The comprehensive suite of policies, checklists and templates that address most of the steps an organization must take prior to, during and between ediscovery events are all contained in the E-Discovery No. 1 Toolkit, which must be purchased separately for $199.95. The templates contain excellent information to help you craft your own ediscovery policies and procedures for a lot less money than what's charged for similar information by a growing number of self-anointed ediscovery process consultants.
For example, the "E-Discovery Readiness Assessment Checklist" contains a series of questions that help codify how strong or weak a company's records management policy is, and whether it's followed and updated regularly. ("Does the records management policy include retention schedules for digital and non-digital information?", "Does the organization's technology automate/support compliance with its records management policies?")
Another checklist contains questions that help you evaluate legal-hold software. ("Can the solution search across multiple information systems, formats and platforms?", "Does the solution support multiple and overlapping litigation holds?")

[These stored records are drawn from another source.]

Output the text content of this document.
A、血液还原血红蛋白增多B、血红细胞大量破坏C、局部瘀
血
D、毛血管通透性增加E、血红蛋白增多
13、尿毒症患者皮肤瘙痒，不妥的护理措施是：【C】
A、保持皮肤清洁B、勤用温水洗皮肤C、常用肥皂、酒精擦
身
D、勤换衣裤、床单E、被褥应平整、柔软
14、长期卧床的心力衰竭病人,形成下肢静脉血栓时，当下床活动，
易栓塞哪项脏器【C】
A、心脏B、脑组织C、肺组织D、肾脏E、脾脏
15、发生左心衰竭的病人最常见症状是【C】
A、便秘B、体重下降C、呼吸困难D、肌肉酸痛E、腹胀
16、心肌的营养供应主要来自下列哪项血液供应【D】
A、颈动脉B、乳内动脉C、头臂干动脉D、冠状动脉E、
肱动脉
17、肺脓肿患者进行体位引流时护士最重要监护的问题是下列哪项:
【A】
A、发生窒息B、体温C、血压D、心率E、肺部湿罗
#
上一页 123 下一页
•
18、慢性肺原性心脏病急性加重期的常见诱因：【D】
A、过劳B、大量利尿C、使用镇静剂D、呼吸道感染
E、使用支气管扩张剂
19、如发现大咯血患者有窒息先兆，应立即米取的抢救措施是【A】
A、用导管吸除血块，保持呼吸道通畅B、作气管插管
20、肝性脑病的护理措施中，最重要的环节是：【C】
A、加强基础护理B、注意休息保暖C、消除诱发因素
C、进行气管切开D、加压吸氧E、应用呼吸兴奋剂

Toolkit templates help you gauge the readiness of your organization to embark on an ediscovery process, and to cover all of the organizational communications that need to happen during the process. Of course, some parts of the ediscovery process may reside outside the storage department, in the legal department for example, but the toolkit will help you focus all of the disparate parts of the company so they'll start talking from the same agenda.
Considering the outrageous fines courts have been handing down recently to companies unable to produce documents, and the high fees outside legal firms charge to review documents, the $199.95 toolkit is a wise investment.